Turbulence and Mixing in a Rotating Shallow Bottom Gravity Current

The Baltic Sea consists of a system of shallow brackish basins, connected to the salty waters of the North Sea by a system of narrow straights. The strong lateral density gradient across the connecting region intermittently triggers bottom gravity currents that may travel over hundreds of kilometers along the bottom topography towards the deep central basins of the Baltic Sea. This configuration, and the relatively easy accessibility with oceanic instrumentation, makes the Baltic Sea an ideal natural laboratory for the study of rotationally influenced bottom gravity currents.
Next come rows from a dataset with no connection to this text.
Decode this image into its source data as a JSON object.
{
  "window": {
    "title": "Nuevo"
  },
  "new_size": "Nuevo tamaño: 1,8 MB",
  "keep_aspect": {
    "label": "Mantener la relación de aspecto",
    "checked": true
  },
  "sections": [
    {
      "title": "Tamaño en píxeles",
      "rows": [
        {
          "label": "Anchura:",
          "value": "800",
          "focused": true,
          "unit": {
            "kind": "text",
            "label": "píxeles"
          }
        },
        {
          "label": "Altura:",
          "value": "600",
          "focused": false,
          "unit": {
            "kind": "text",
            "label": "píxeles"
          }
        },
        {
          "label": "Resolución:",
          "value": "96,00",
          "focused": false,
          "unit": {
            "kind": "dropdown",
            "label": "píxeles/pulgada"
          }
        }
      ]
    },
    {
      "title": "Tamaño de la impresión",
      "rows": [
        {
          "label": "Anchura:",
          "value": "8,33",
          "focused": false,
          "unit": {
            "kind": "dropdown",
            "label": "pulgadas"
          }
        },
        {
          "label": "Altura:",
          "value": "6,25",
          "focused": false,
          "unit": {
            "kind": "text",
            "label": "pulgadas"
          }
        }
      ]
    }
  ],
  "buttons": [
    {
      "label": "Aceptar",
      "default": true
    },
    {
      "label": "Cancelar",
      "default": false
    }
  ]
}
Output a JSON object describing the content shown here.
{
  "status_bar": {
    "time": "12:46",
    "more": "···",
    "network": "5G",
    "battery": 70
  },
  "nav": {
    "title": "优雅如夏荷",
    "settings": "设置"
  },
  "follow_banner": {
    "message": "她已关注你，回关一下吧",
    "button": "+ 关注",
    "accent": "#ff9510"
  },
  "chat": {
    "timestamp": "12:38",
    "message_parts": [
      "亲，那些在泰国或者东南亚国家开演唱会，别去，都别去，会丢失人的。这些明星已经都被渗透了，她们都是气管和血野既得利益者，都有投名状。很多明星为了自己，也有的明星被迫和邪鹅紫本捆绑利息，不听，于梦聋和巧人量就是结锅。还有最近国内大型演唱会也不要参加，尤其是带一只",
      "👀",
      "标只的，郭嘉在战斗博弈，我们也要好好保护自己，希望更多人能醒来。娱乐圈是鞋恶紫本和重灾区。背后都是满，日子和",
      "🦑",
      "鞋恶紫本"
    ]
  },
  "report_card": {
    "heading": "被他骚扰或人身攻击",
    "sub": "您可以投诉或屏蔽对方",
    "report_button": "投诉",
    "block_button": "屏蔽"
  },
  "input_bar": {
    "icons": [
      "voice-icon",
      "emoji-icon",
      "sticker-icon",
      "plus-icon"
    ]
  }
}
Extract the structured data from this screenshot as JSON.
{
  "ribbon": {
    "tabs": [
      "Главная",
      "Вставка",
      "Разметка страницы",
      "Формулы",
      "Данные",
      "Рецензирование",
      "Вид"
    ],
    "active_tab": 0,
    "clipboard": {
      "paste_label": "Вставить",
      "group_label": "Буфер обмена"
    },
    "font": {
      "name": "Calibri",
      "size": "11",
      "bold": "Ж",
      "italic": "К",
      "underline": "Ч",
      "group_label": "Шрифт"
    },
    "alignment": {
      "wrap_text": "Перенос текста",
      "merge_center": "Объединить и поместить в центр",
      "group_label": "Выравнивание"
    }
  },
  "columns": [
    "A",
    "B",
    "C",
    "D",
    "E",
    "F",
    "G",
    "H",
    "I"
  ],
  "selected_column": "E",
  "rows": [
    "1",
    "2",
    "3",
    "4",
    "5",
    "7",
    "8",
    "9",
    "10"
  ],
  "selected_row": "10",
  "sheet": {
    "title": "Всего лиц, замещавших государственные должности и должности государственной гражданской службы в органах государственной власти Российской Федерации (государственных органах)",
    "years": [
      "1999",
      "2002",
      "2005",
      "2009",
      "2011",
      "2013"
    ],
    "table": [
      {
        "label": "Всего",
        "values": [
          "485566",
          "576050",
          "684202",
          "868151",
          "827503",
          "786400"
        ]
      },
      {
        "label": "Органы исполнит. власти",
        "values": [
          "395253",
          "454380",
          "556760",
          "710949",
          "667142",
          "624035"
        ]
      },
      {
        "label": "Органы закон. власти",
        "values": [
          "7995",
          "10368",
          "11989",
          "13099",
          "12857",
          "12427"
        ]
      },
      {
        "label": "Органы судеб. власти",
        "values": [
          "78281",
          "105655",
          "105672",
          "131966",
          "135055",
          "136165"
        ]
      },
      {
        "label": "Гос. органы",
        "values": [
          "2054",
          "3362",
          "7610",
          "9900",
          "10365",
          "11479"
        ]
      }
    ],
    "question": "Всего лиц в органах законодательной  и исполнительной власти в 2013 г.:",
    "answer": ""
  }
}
Here, we discuss recent data from an extensive field campaign that took place in spring 2015, when one of the largest inflows of dense bottom waters ever recorded arrived in the central parts of the Baltic Sea. Measurements from this exceptional event include densely-spaced simultaneous turbulence microstructure and velocity (ADCP) transects across the gravity current as well as high-resolution moorings positioned along its pathway. These data reveal a vigorously turbulent dense bottom layer of 10-20 m thickness that travels, strongly affected by rotation, along the lateral slopes of the basin, and merges with its lower flank into a pool of dense bottom water. We use these data to analyze the mixing parameters and dynamics of this flow, compare them to the large-scale oceanic overflows, and briefly discuss the bio-geochemical implications of the oxic waters transported and mixed by the gravity current into the otherwise sulfidic deep layers of the central Baltic Sea.